On comprend alors aisément à quel point les idéologies libertaires face à ces modèles de sociétés aient pu y trouver des références fondatrices. Le plus étrange est la façon dont ces références ont été recyclées par les sociétés primitives elles mêmes via le marxisme comme cela a pu être le cas pour les sandinistes du Nicaragua ou encore les Zapatistes du Chiapas, largement inspirés par le modèle politique des confédérations SHUARS fondées dans les années 60.
De nos jours le marxisme de façon symétrique à l'idéologie "jésuite" et "salésienne" a largement pénétré les communautés "primitives" un peu partout dans le monde. Les indigènes ont eu, si je peux me permettre, deux types de contacts avec le monde blanc:
- les évangiles
- Le capital de Marx et toute la littérature socialiste dont Engels.

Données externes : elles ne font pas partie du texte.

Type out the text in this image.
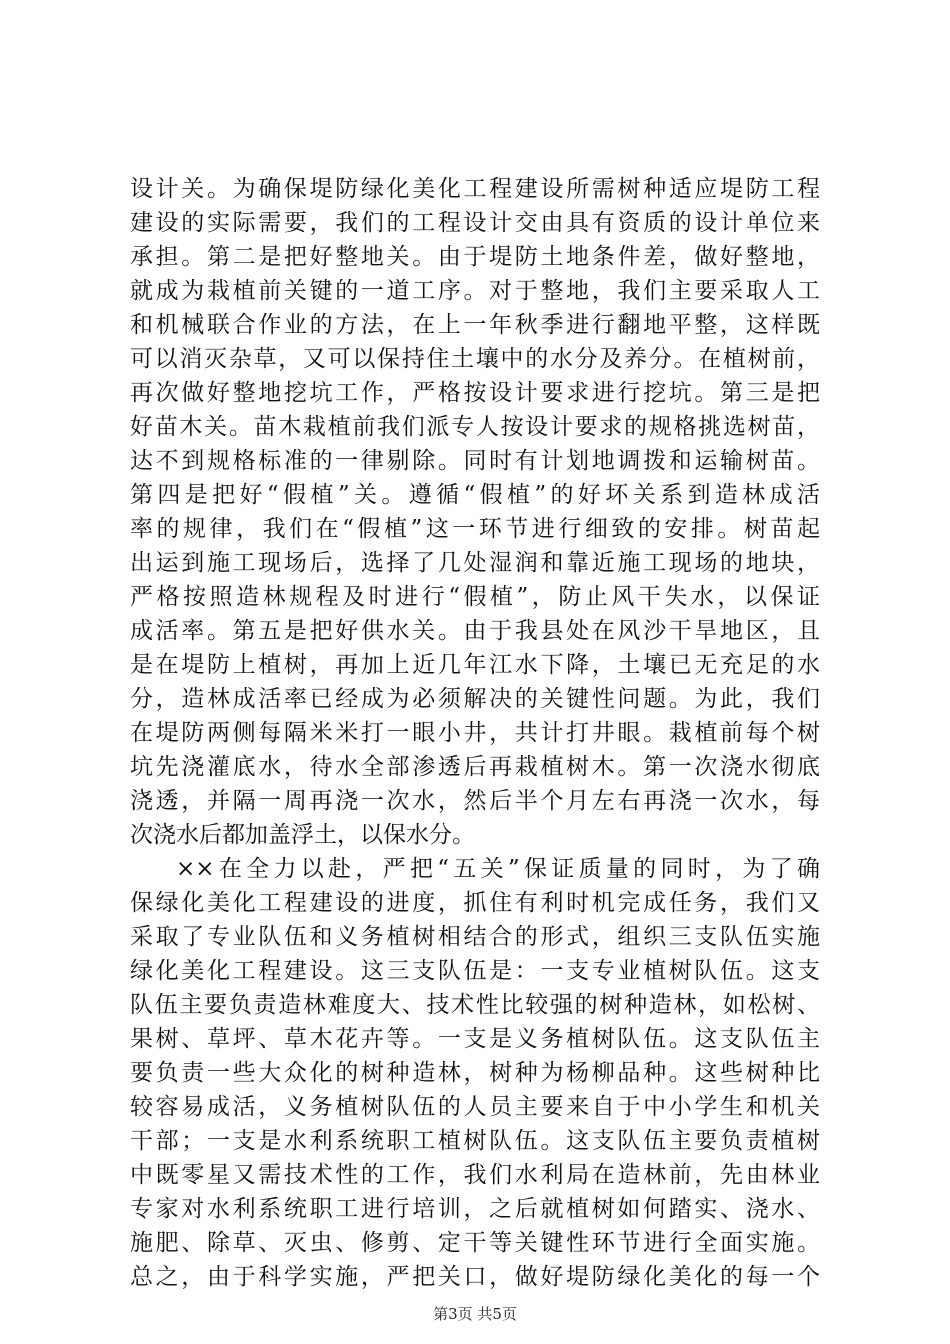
设计关。为确保堤防绿化美化工程建设所需树种适应堤防工程
建设的实际需要，我们的工程设计交由具有资质的设计单位来
承担。第二是把好整地关。由于堤防土地条件差，做好整地，
就成为栽植前关键的一道工序。对于整地，我们主要采取人工
和机械联合作业的方法，在上一年秋季进行翻地平整，这样既
可以消灭杂草，又可以保持住土壤中的水分及养分。在植树前，
再次做好整地挖坑工作，严格按设计要求进行挖坑。第三是把
好苗木关。苗木栽植前我们派专人按设计要求的规格挑选树苗，
达不到规格标准的一律剔除。同时有计划地调拨和运输树苗。
第四是把好“假植”关。遵循“假植”的好坏关系到造林成活
率的规律，我们在“假植”这一环节进行细致的安排。树苗起
出运到施工现场后，选择了几处湿润和靠近施工现场的地块，
严格按照造林规程及时进行“假植”，防止风干失水，以保证
成活率。第五是把好供水关。由于我县处在风沙干旱地区，且
是在堤防上植树，再加上近几年江水下降，土壤已无充足的水
分，造林成活率已经成为必须解决的关键性问题。为此，我们
在堤防两侧每隔米米打一眼小井，共计打井眼。栽植前每个树
坑先浇灌底水，待水全部渗透后再栽植树木。第一次浇水彻底
浇透，并隔一周再浇一次水，然后半个月左右再浇一次水，每
次浇水后都加盖浮土，以保水分。
××在全力以赴，严把“五关”保证质量的同时，为了确
保绿化美化工程建设的进度，抓住有利时机完成任务，我们又
采取了专业队伍和义务植树相结合的形式，组织三支队伍实施
绿化美化工程建设。这三支队伍是：一支专业植树队伍。这支
队伍主要负责造林难度大、技术性比较强的树种造林，如松树、
果树、草坪、草木花卉等。一支是义务植树队伍。这支队伍主
要负责一些大众化的树种造林，树种为杨柳品种。这些树种比
较容易成活，义务植树队伍的人员主要来自于中小学生和机关
干部；一支是水利系统职工植树队伍。这支队伍主要负责植树
中既零星又需技术性的工作，我们水利局在造林前，先由林业
专家对水利系统职工进行培训，之后就植树如何踏实、浇水、
施肥、除草、灭虫、修剪、定干等关键性环节进行全面实施。
总之，由于科学实施，严把关口，做好堤防绿化美化的每一个
第3页 共5页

Désormais la figure héroïque d'un Che Guevarra sillonant l'Amérique latine aidant à la résistance des guerillos, et campesinos dont bon nombre d'entre eux sont indigènes, devient une figure christique et on ne peut s'étonner de la similarité de la photo du Che mort et de cette peinture de Mantegna nous présentant de face le Christ mort...
Désormais rien de plus normal et non moins surprenant de voir un Marcos au nom des indiens du Chiapas, rappeler les préceptes de bases du socialisme selon Zapata au Gouvernement mexicain.
Ironie de notre monde, cette idéologie aura les mêmes dégâts que les campagnes d'évangélisation sur les communautés indigènes, car ainsi au travers d'un manichéisme binaire, une frontière délimite les bons des mauvais:
les évangélistes à la solde des grands pétroliers, les neo-marxiste défendant la liberté des indigènes face au grand capital. Et ainsi entre ces deux blocs, on ne compte plus les victimes, les indigènes qui n'ont plus comme choix de suivre l'un des deux blocs au prix de la perte de leur identité.
L'Amazonie est devenu au cours de ce siècle le laboratoire de nos idéologies utopiques et libertaires, mais à quel prix ?

Comme référence à ce post, je vous invite à consulter le dossier "Ressources sur l'utopie, sur les utopies libertaires et les utopies anarchistes" réalisé par Michel Antony, notamment la section 4 "Utopies libertaires dans l'espace et le temps" du chapitre 3. Dossier en ligne sur le site de la mission TICE de l'Académie de Besançon.